Clinical trial registration: Registry: ClinicalTrials.gov; Name: A Phase 2 Study to Evaluate the Safety and Efficacy of Pitolisant in Patients With Prader-Willi Syndrome, Followed by an Open Label Extension; URL: https://clinicaltrials.gov/study/NCT04257929; Identifier: NCT04257929.

Citation: Revana A, Bhattacharjee R, Miller JL, et al. A proof-of-concept study of pitolisant for excessive daytime sleepiness in patients with Prader-Willi syndrome. J Clin Sleep Med. 2025;21(11):1893-1902.

Keywords: H₃ histamine receptor antagonists; behavioral symptoms; excessive daytime sleepiness; histamine H₃ receptor; proof-of-concept study.

Figure 1. Study design.

Figure 2. Patient disposition (double-blind treatment phase).

*Six patients were randomized but did not receive the assigned treatment because they did not meet inclusion/exclusion criteria; †patient was diagnosed with/positive for COVID-19; ‡QTcF interval value of a single baseline ECG was > 442 ms (448 ms; mean of the triplicate was 428.3 ms and did not meet the exclusion criterion). AE = adverse event, DBT = double-blind treatment, ECG = electrocardiogram, QTcF = QT interval corrected for heart rate based on Fridericia’s formula.
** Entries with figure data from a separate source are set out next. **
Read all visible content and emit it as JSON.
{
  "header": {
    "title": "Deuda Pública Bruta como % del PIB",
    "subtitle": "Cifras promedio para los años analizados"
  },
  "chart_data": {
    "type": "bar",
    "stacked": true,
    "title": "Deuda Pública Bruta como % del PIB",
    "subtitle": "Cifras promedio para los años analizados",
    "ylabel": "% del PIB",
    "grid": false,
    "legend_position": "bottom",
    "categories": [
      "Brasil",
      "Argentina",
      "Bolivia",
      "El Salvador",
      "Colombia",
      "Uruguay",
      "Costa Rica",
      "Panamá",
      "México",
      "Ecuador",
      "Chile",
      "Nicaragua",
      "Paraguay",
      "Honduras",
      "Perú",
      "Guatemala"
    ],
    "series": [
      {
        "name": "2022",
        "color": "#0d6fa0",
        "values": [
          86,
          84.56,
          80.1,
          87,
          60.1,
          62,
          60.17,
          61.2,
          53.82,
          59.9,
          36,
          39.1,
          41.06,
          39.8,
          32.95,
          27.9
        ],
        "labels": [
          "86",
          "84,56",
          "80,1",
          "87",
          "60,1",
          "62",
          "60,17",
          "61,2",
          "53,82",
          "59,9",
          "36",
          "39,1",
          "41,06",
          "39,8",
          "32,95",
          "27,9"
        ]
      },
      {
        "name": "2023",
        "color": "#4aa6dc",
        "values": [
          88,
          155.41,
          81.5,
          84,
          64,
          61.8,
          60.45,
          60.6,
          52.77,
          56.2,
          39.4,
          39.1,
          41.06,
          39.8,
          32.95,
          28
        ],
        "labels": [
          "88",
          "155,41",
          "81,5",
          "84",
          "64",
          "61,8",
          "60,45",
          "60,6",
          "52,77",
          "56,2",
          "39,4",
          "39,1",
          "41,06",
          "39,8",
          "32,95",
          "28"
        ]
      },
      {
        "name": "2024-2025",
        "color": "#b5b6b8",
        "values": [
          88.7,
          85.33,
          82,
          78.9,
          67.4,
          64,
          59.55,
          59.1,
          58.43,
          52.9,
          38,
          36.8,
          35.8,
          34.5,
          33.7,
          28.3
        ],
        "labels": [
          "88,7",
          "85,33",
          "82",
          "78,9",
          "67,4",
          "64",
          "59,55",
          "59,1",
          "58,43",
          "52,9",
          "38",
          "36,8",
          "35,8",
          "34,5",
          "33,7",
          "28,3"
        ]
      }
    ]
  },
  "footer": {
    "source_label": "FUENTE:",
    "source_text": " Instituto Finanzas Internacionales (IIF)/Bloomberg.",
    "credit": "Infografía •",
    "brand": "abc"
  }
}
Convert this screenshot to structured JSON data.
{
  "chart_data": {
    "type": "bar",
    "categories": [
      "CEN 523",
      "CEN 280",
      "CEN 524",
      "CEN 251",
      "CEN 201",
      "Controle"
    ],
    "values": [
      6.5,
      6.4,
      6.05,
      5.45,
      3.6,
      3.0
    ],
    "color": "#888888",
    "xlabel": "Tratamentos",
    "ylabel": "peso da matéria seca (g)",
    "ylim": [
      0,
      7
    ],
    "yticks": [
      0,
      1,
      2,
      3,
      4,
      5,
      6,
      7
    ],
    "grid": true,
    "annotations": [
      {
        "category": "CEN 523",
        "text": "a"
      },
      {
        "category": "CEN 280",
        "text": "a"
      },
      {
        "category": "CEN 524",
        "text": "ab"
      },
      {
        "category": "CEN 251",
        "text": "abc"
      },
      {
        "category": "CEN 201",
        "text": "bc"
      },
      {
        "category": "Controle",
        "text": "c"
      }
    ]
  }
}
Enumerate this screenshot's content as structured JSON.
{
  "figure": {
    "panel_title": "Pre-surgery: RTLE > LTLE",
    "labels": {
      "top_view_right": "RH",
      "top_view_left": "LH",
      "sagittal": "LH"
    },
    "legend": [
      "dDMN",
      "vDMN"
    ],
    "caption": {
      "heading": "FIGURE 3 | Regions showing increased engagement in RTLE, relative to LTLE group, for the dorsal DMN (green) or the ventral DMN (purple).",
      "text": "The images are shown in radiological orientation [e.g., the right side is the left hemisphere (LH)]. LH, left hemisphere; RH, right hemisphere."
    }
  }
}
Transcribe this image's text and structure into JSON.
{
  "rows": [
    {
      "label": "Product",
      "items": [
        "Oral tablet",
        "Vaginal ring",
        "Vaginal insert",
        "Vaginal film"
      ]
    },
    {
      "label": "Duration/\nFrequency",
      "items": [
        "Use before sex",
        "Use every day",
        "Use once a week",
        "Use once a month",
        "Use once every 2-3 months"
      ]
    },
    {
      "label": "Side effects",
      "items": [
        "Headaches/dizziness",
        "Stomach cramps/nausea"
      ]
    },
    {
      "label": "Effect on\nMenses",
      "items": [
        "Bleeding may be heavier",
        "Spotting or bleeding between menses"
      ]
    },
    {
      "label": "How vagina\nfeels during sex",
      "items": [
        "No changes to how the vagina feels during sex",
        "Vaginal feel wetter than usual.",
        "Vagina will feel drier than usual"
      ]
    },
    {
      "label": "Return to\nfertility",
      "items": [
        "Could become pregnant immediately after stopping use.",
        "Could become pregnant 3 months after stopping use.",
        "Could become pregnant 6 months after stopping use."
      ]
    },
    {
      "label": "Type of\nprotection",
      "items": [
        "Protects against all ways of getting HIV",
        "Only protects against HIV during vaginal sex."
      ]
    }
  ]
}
Figure 3. ESS-CHAD (parent/caregiver version).

LS mean change from baseline to week 11 (A) in the overall population and (B) by age group (mITT population, unless otherwise indicated). *Based on a separate MMRM analysis with outlier excluded. ESS-CHAD scores range from 0–24, with higher scores indicating increased likelihood of excessive daytime sleepiness. ESS-CHAD = Epworth Sleepiness Scale for Children and Adolescents, LS = least-squares, mITT = modified intent-to-treat, MMRM = mixed model for repeated measures, SE = standard error, SEP = sensitivity efficacy population.